Ah I guess if you’re very bad at presentations, then this could be beneficial. However, scientific presentations are meant to be communicating science and making things stick to your audience (no matter if it’s scientists or children you’re presenting to). This does not fix that problem at all. For anyone thinking of using this: please watch: https://m.youtube.com/watch?v=Unzc731iCUY and maybe a talk from Jane Goodall on how to engagingly show your science. I would hate to see a lot of conference presentations be made with this generator.

Another thing that improved my personal presentation skills was noting down why I liked a presentation or why I didn’t - what specific things a person did to make it engaging. Just paying attention to that improved my presentation skills enormously

Very interesting project, and I found two things particularly smart and well executed in the demo:

1. Using a "painter commenter" feedback loop to make sure the slides are correctly laid out with no overflowing or overlapping elements.

2. Having the audio/subtitles not read word-for-word the detailed contents that are added to the slides, but instead rewording that content to flow more naturally and be closer to how a human presenter would cover the slide.

A couple of things might possibly be improved in the prompts for the reasoning features, eg. in `answer_question_from_image.yaml`:

  1. Study the poster image along with the "questions" provided.
  2. For each question:
     • Decide if the poster clearly supports one of the four options (A, B, C, or D). If so, pick that answer.
     • Otherwise, if the poster does not have adequate information, use "NA" for the answer.
  3. Provide a brief reference indicating where in the poster you found the answer. If no reference is available (i.e., your answer is "NA"), use "NA" for the reference too.
  4. Format your output strictly as a JSON object with this pattern:
     {
       "Question 1": {
         "answer": "X",
         "reference": "some reference or 'NA'"
       },
       "Question 2": {
         "answer": "X",
         "reference": "some reference or 'NA'"
       },
       ...
     }

I'd assume you would likely get better results by asking for the reference first, and then the answer, otherwise you probably have quite a number of answers where the model just "knows" the answer and takes from its own training rather than from the image, which would bias the benchmark.
The samples from the authors' GitHub are just some text vomited onto slides, and the AI voice reading them point by point.
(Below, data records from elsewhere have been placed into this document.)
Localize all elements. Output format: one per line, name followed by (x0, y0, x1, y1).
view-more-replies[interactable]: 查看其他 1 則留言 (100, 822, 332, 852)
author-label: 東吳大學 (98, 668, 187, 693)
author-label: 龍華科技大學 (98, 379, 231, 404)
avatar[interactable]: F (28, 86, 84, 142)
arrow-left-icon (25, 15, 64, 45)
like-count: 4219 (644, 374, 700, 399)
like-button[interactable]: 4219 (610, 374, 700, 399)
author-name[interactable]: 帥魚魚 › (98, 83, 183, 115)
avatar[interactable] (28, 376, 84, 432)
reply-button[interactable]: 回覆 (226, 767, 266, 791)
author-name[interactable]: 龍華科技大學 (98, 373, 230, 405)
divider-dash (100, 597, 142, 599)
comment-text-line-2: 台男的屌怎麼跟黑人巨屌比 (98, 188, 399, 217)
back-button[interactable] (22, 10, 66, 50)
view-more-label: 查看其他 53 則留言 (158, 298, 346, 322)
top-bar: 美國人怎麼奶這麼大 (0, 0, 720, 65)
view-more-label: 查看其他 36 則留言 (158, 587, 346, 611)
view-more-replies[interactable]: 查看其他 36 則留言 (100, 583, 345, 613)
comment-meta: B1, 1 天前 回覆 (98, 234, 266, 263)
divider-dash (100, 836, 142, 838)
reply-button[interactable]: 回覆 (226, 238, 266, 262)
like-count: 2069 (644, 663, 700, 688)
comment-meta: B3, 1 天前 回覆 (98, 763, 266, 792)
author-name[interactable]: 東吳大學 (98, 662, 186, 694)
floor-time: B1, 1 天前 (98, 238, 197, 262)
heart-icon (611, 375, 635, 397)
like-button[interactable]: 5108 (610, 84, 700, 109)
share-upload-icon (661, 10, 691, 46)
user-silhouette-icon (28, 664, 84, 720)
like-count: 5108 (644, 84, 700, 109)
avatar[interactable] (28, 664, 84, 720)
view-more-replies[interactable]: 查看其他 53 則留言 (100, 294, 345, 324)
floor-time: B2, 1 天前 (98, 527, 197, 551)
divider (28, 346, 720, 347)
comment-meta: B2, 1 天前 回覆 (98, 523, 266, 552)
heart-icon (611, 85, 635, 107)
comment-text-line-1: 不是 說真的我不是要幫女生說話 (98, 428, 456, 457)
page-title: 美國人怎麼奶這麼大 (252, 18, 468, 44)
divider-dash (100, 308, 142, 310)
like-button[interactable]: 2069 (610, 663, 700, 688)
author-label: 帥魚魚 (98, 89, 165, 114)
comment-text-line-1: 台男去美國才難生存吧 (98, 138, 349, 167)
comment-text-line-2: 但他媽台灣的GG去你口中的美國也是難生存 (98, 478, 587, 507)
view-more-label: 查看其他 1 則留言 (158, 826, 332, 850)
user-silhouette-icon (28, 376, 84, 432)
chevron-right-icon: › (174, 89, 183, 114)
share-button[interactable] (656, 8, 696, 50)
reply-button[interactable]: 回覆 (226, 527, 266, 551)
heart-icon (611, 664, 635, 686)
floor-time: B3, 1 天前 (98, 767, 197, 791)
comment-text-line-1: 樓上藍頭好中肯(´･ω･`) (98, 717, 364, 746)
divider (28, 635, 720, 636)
Exactly the opposite of a good presentation.
This is great - now I can get the authentic conference experience of a disengaged speaker reading out the slides in a monotone, without all the hassle of international travel and scheduling.

In all seriousness, there could be more utility in this if it helped explain the figures. I jumped ahead to one of the figures in the example video, and no real attention was given to it. In my experience, this is really where presentations live and die, in the clear presentation of datapoints, adding sufficient detail that you bring people along.

Hrhr, I'd love to have automatic CODE generation from Scientic Papers :D
Damn, they automated Károly Zsolnai-Fehér
At last, they've come for Two Minute Papers.
While the TTS sounds very good, it is interesting how some subtle prosody issues make it sound very unnatural.

example: Geoff Hinton saying "Forward-forward Algorithm" with a long pause after the first "forward".